How do they get their estimates? We’re actually not sure. They don’t make it clear, as far as we can tell. However, we have been able to roughly reverse-engineer them using two heuristics:
- Subtracting out outputs which are spent within k blocks, where k = 4
- Identifying change outputs as defined in the Meiklejohn paper
We haven’t operationalized these yet, as we would pass from the realm of “presenting data” to “curating and modifying data.” We want to be extremely careful that we can make reliable claims about the information we’re sharing here. Of course, part of that involves informing you about how unreliable data can be. We’re focused on building out our offering now and adding support for lots of blockchains. Our longer-term plan involves letting users apply chosen heuristics to transaction data to hopefully get a better estimate of economic volume.
What solutions exist?
Well we have a couple options. We can keep using nominal (unadjusted) transaction volume and just stay vigilant about the constraints of that measure. It’s still fairly useful in quite a few ways. We could try and render a more robust analysis of economic volume by getting better at guessing change outputs and subtracting known mixer/exchange volume. Or we could default to a simpler measure like Bitcoin “days destroyed.”
Days destroyed works like this: you take the number of bitcoins in a given transaction and multiply them by the number of days since they were last spent. This neatly removes the double-counting from mixer volume or from exchanges that are just shuffling coins around. For some reason, it has fallen out of fashion now, and it’s not hosted on blockchain.info any more. It’s kind of obscure and a bit tricky to interpret. So let’s ignore that for now.
Let’s call our current USD figure nominal or raw volume and the adjusted figure or “heuristically reduced” volume.
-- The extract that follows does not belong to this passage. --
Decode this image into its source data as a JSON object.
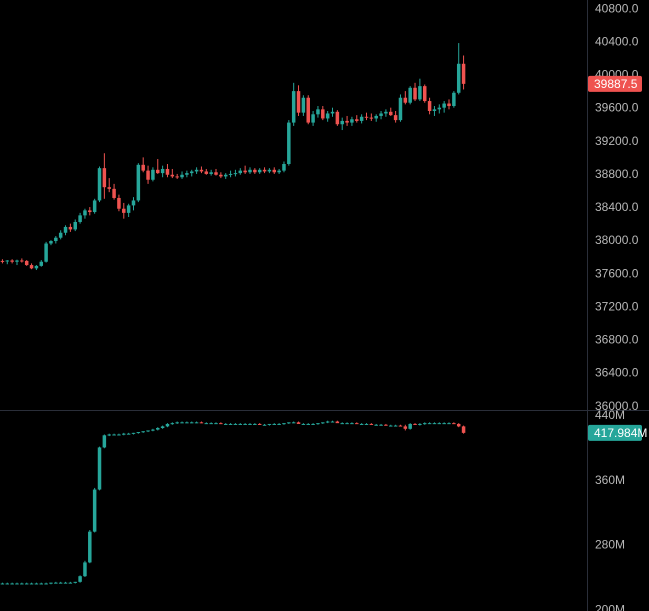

We’ve already looked into blockchain.info-style reductions for Bitcoin. We don’t at present have the tools to do this analysis for all of the 15+ public blockchains we support. So this will have to wait for now. Don’t despair though – nominal volume is still a pretty good figure. Just be aware that a single large wallet making lots of small transactions can appear as a huge spike in volume, especially on smaller chains.
As long as you are vigilant to the constraints of the data, you will be empowered to use it appropriately. We are improving our method and our estimates all the time. If you would like to reconstruct our analysis, consider looking at the tools in our Github. If you are interested in more sophisticated blockchain analysis, we suggest looking into the Meiklejohn et al paper linked in useful resources. They provide an excellent explanation of various heuristics used to infer transaction data. The BlockSci tool is another good starting point.
Lastly, be advised that this is an evolving science. Wallet footprints are changing all the time, altering the viability of some of these heuristics that exploit them. Some privacy enhancements, especially on Bitcoin, render these analyses more difficult. And more transactions are being held off-chain, whether internally on exchanges, off-chain via Opendimes, or near-chain through improvements like the Lightning Network.
So the unfortunate reality is that there is no objective truth to be discovered. Instead, plausible guesses can be made. Our guesses are of a certain type, more precise estimates found in blockchain.info and in academia are another. We’re optimizing for scale, honesty, and coverage of a lot of different public blockchains.
Please note that this isn’t a mea culpa. We laid out these problems in a previous post. However, there are many new users who may be interpreting our data with insufficient skepticism. Be advised that extracting human-readable data from blockchains is an imprecise affair. Don’t rely on us exclusively. We are just one tool in a buffet of many: refer to our useful resources page for more excellent data services.